Cardiac Promoting Food Choices
A cardiac diet for coronary heart disease is low in fat, high in fiber, low in cholesterol and high in antioxidants. According to the American Heart Association, the cardiac diet consists of eating heart healthy foods. Heart healthy foods that are high in fiber include whole grains, legumes, and fresh fruits and vegetables. Healthy promoting whole grains consist of barley, oats, quinoa, millet, kamut and whole wheat. Fiber-rich legumes include kidney beans, lentils, split peas, navy beans, garbanzo beans and black beans. Fiber helps eliminate, or prevent, plaque from attaching to the arteries. Foods low in cholesterol and high in antioxidants can be picked from gardens. Fresh fruits and vegetables are low in cholesterol and are antioxidant rich. Low-fat dairy products are also considered heart healthy. Many times, foods found in the cardiac diet for coronary heart disease are called super foods since they provide so many health benefits due to being both fiber and nutrient rich. Foods containing plant sterols (such as soy foods) are also considered heart healthy foods.
Cardiac Hindering Food Choices
While it is important to know what heart healthy food choices are available, it also is wise to be aware of poor food choices that need to be limited or eliminated, according to the U.S. Department of Agriculture (USDA). Foods that contain saturated and/or trans fat need to be eliminated or severely limited. So do foods that are high in cholesterol. Foods listed as being high in saturated fat and cholesterol by the USDA include organ meats such as kidneys and livers; eggs; deep fried foods; red meats including lamb, beef, pork and veal; whole fat dairy products; cheesecakes, cream pies, pecan pies and boxed cake mixes. Watch out for foods that are prepared in commercial bakeries since they contain trans fat and are harmful for a cardiac diet. Sources of trans fat are partially hydrogenated oils, solid fats and shortening. Trans fat is used to prepare pies, cookies, cakes, breads, energy bars and pastries. Avoid eating white flour since it is not beneficial to a heart healthy diet.

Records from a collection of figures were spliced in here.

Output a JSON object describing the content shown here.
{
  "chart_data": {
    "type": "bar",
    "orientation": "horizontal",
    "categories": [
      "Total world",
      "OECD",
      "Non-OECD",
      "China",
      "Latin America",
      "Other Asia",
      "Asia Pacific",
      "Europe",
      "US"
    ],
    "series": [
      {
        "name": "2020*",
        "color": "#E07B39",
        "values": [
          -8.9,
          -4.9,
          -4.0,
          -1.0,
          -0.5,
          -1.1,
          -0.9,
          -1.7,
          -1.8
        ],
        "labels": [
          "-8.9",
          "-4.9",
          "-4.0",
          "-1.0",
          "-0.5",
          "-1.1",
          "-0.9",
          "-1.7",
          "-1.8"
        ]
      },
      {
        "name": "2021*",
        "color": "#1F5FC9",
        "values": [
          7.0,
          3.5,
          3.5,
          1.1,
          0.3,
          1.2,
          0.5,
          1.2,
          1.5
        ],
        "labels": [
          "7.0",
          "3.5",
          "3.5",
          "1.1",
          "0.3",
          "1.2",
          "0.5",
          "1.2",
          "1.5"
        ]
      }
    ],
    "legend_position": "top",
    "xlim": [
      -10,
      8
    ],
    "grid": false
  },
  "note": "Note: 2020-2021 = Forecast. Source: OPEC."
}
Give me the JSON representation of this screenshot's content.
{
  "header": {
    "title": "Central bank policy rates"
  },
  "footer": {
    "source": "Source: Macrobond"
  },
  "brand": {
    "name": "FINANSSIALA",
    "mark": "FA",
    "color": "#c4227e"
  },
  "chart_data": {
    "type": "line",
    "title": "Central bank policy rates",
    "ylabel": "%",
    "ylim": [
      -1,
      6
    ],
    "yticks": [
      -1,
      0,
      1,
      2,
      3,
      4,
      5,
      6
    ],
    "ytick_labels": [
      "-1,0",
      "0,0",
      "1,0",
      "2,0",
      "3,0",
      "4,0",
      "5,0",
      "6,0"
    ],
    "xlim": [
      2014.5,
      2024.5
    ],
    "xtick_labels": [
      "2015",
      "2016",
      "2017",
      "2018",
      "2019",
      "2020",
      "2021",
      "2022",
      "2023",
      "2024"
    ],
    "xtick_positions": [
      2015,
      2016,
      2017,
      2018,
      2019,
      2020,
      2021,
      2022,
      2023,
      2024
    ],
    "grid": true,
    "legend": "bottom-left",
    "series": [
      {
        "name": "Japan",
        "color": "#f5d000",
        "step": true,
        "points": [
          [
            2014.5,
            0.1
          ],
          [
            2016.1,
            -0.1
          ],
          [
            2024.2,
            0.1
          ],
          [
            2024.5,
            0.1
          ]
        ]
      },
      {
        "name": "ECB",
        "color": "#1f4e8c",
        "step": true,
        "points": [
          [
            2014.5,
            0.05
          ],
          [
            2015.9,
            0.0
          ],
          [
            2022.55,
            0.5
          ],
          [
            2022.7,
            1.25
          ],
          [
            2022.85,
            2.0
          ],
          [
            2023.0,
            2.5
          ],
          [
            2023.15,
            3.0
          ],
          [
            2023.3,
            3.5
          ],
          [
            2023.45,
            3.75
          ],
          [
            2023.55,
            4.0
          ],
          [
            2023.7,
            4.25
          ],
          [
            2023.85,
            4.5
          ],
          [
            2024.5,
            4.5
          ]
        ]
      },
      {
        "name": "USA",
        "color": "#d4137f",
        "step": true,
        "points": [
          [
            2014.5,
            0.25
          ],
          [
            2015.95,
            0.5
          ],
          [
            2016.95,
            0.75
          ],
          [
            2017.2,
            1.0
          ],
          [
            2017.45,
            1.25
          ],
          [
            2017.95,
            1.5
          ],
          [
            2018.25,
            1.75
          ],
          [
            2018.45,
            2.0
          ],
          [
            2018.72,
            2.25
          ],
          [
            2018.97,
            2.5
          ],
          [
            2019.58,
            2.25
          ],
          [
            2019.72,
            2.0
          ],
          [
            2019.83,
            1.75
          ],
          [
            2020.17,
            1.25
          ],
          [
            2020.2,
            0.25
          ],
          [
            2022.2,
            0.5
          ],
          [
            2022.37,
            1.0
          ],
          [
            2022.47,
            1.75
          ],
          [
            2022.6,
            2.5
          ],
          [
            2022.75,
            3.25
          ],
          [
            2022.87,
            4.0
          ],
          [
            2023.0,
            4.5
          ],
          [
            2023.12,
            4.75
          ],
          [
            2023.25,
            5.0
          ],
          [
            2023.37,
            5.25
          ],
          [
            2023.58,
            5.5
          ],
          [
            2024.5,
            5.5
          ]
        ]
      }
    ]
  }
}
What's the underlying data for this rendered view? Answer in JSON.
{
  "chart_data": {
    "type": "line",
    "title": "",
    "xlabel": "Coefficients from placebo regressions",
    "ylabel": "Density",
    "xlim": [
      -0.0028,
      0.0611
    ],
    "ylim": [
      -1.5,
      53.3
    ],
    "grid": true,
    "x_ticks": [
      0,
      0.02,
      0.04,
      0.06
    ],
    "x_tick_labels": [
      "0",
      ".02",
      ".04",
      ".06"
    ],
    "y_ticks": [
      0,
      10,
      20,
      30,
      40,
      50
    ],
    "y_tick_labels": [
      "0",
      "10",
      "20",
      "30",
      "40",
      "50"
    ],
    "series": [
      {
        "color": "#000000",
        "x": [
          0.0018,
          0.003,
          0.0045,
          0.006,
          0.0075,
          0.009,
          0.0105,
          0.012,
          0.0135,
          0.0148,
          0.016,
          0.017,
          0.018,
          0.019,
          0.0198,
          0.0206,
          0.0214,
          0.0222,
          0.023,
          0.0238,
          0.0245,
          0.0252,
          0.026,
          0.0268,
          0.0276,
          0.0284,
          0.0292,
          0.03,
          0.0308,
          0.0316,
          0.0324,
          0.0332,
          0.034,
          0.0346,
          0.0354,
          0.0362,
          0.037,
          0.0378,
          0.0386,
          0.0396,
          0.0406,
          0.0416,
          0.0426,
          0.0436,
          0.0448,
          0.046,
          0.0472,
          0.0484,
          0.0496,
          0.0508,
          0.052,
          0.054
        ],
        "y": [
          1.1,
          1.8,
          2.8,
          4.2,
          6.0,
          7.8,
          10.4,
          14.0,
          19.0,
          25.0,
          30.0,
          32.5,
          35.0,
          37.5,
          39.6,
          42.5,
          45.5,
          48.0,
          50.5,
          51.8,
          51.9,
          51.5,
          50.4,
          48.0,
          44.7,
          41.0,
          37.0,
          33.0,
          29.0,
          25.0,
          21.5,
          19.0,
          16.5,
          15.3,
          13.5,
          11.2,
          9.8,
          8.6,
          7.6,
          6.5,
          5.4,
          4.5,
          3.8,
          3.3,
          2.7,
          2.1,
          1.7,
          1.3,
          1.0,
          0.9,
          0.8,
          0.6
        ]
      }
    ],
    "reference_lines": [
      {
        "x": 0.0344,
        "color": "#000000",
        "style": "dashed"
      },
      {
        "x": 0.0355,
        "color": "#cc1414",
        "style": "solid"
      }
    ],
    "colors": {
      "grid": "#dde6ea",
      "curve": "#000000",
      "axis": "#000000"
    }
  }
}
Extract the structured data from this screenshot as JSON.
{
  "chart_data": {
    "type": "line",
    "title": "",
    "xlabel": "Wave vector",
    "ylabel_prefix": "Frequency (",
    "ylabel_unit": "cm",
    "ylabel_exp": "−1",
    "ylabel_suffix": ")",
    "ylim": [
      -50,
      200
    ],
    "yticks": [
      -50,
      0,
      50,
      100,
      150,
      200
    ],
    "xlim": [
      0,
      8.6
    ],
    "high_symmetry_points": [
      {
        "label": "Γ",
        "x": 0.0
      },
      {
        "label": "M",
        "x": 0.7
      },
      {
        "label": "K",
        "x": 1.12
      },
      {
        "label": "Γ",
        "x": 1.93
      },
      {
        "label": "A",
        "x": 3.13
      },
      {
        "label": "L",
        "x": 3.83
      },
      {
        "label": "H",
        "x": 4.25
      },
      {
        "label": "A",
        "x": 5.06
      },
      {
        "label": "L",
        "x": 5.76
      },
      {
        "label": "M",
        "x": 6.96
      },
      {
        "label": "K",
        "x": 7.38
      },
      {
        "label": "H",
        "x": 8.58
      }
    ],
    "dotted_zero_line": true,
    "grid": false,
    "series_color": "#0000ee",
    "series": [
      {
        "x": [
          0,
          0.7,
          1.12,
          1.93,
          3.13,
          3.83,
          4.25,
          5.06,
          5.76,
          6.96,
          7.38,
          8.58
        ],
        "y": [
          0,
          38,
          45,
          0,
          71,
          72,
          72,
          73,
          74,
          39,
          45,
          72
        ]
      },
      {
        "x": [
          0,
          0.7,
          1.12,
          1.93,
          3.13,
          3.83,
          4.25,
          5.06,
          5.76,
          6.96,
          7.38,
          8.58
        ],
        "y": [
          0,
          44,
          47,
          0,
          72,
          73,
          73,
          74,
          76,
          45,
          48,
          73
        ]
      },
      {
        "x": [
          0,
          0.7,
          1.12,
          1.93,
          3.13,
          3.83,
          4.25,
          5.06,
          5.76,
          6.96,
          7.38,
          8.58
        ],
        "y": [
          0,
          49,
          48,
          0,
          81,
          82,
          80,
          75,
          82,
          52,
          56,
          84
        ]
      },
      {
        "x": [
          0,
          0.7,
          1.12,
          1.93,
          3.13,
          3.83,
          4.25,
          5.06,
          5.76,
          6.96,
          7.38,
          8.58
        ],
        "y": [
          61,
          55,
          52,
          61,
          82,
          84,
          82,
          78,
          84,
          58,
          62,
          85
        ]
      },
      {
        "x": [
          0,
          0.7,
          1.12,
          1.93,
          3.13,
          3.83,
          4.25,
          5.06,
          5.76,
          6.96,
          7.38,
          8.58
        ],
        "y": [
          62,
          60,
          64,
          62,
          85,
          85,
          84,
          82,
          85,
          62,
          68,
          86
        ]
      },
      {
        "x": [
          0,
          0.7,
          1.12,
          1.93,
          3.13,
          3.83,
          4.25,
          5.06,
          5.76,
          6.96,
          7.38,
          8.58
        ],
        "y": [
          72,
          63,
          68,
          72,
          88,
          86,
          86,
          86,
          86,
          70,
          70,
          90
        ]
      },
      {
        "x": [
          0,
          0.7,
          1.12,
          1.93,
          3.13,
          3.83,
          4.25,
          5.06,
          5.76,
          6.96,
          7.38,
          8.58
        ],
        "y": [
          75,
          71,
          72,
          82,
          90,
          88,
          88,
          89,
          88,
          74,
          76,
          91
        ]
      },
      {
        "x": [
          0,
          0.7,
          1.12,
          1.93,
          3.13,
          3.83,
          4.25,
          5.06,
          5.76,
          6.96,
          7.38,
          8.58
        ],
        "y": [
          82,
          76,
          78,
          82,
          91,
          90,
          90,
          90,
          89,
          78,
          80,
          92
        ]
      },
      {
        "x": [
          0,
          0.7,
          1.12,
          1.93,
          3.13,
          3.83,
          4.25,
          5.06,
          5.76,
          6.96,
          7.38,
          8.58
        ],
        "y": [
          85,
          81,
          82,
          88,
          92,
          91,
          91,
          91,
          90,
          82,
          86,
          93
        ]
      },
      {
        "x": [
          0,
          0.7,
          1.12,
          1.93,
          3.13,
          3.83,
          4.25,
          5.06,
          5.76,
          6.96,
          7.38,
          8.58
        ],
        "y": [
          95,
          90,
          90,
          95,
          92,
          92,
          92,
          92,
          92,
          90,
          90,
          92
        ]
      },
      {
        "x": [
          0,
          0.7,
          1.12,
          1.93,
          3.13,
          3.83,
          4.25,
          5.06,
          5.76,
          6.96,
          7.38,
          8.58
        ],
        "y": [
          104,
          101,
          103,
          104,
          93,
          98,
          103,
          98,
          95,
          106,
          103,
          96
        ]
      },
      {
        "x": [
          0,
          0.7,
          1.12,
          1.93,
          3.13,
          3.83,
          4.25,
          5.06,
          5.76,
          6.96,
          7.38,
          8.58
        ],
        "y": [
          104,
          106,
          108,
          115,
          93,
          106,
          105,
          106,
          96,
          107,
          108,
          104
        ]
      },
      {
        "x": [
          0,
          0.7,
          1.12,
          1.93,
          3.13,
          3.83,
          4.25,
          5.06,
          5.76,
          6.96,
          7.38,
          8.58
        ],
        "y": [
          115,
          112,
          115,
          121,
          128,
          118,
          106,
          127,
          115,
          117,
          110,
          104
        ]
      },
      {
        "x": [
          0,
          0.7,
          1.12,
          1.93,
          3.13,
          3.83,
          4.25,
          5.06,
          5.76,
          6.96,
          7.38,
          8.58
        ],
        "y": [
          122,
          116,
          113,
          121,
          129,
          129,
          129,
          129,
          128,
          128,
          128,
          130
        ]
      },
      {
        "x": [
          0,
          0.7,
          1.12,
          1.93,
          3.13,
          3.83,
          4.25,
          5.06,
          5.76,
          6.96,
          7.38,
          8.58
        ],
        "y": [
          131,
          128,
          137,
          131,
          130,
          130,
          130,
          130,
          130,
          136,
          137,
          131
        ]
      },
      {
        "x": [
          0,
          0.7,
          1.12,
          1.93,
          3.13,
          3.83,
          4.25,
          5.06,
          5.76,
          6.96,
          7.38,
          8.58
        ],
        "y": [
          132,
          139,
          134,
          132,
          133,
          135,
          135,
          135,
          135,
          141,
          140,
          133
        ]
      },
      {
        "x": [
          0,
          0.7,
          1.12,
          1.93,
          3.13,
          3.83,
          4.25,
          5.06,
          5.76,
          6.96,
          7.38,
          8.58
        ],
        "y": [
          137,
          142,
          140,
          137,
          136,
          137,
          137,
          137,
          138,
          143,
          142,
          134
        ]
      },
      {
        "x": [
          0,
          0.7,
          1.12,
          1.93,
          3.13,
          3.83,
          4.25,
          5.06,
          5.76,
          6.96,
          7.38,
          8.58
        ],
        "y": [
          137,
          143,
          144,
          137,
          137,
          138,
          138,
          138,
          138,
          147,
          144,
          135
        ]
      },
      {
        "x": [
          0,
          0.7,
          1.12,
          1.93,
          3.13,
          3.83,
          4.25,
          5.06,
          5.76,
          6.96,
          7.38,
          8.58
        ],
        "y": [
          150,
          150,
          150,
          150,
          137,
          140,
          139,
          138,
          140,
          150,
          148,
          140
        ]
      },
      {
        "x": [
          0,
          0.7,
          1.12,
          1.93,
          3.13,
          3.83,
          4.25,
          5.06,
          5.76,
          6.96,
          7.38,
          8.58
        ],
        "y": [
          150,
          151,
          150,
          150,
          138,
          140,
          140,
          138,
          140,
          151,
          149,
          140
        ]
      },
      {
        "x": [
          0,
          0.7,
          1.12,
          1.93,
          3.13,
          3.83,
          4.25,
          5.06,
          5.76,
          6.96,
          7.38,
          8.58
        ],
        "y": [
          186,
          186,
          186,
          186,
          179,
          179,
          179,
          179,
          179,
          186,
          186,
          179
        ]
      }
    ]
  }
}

For meals not eaten at home, there are ways to still benefit by eating a cardiac diet for coronary heart disease. Ask to have your meat prepared using a low-fat cooking method such as grilling, steaming, poaching or baking without added oils. Low-fat cooking preparations are recommended by both the USDA and the American Heart Association. If you desire something that is not on the menu, ask about it. Order salad dressings on the side so you control the amount. Order salsa instead of cream sauces. Ask for butters containing plant sterols. Eat egg whites instead of the entire egg. Request low-fat options.